Laboratory Task 2 – Forward Pass

Laboratory Task 2 – Forward Pass#

Name: Joanna Reyda Santos
Section: DS4A

Instruction: Perform a single forward pass and compute for the error.

Given Parameters#

\[\begin{split} x = \begin{bmatrix} 1 \\ 0 \\ 1 \end{bmatrix}, \quad y = [1], \quad f(z) = \max(0, z) \end{split}\]

Hidden Unit Weights#

\[\begin{split} W_h = \begin{bmatrix} w_{11} = 0.2 & w_{12} = -0.3 \\ w_{13} = 0.4 & w_{14} = 0.1 \\ w_{15} = -0.5 & w_{16} = 0.2 \end{bmatrix} \end{split}\]

Output Weights#

\[\begin{split} W_o = \begin{bmatrix} w_{21} = -0.3 \\ w_{22} = -0.2 \end{bmatrix} \end{split}\]

Biases#

\[ \theta_1 = -0.4, \quad \theta_2 = 0.2, \quad \theta_3 = 0.1 \]

Solution#

Hidden Layer#

Compute each hidden unit pre-activation:

\[ z_1 = (1)(0.2) + (0)(0.4) + (1)(-0.5) + (-0.4) = -0.7 \]

\[ z_2 = (1)(-0.3) + (0)(0.1) + (1)(0.2) + (0.2) = 0.1 \]

Apply activation \(( a_i = f(z_i) = \max(0, z_i))\):

\[ a_1 = f(-0.7) = 0, \quad a_2 = f(0.1) = 0.1 \]

Output Layer#

\[ z_3 = (a_1)(-0.3) + (a_2)(-0.2) + (0.1) = 0.08 \]

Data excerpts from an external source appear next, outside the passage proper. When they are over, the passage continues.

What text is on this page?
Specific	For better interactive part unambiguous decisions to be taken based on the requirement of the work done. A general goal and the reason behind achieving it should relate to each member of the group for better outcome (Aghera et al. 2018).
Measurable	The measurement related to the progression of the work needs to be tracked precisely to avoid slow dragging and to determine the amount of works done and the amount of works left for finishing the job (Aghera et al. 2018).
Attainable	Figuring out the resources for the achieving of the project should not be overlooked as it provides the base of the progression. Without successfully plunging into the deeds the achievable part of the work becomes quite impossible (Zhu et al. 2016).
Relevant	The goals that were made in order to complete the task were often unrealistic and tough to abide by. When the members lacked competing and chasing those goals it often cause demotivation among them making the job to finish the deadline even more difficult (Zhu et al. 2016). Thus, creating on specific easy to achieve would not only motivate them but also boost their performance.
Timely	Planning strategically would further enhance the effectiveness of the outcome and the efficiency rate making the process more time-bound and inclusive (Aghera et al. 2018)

\[ \hat{y} = f(z_3) = f(0.08) = 0.08 \]

Error Calculation#

\[ E = \frac{1}{2}(y - \hat{y})^2 \]

\[ E = \frac{1}{2}(1 - 0.08)^2 = 0.4232 \]

Final Results#

\[ \hat{y} = 0.08, \quad E = 0.4232 \]

import numpy as np

# Input and target
x = np.array([1, 0, 1])
y = np.array([1])

# ReLU activation
def relu(z):
    return np.maximum(0, z)

# Hidden layer
z1 = (1*0.2) + (0*0.4) + (1*-0.5) + (-0.4)
z2 = (1*-0.3) + (0*0.1) + (1*0.2) + (0.2)

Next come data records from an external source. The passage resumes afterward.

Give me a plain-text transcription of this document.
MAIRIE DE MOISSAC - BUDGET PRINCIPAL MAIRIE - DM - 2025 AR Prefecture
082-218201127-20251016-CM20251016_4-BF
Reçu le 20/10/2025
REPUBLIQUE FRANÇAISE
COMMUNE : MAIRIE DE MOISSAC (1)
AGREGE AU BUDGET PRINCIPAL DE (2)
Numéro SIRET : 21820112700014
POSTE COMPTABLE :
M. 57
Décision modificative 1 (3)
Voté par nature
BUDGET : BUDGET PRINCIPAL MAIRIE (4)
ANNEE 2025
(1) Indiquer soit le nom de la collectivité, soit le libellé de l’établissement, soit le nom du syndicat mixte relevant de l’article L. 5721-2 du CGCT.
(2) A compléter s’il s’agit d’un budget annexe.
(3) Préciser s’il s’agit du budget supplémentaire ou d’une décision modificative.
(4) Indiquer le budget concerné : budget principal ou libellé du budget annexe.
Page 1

h1, h2 = relu(z1), relu(z2)

# Output layer
z3 = (h1*-0.3) + (h2*-0.2) + (0.1)
y_hat = relu(z3)

# Error
E = 0.5 * (y - y_hat)**2

print(f"z1 = {z1:.2f}, z2 = {z2:.2f}")
print(f"h1 = {h1:.2f}, h2 = {h2:.2f}")
print(f"z3 = {z3:.2f}")
print(f"Predicted Output (ŷ) = {y_hat:.2f}")
print(f"Error (E) = {E[0]:.4f}")

z1 = -0.70, z2 = 0.10
h1 = 0.00, h2 = 0.10
z3 = 0.08
Predicted Output (ŷ) = 0.08
Error (E) = 0.4232

Reflection#

In this activity, I performed a single forward pass through a simple neural network using the ReLU activation function. By manually computing each step and verifying with Python, I saw how the weights, biases, and activation function determine the output prediction. The error value ( E = 0.4232 ) shows that the network’s output (0.08) is far from the target (1), which will later be corrected through backpropagation.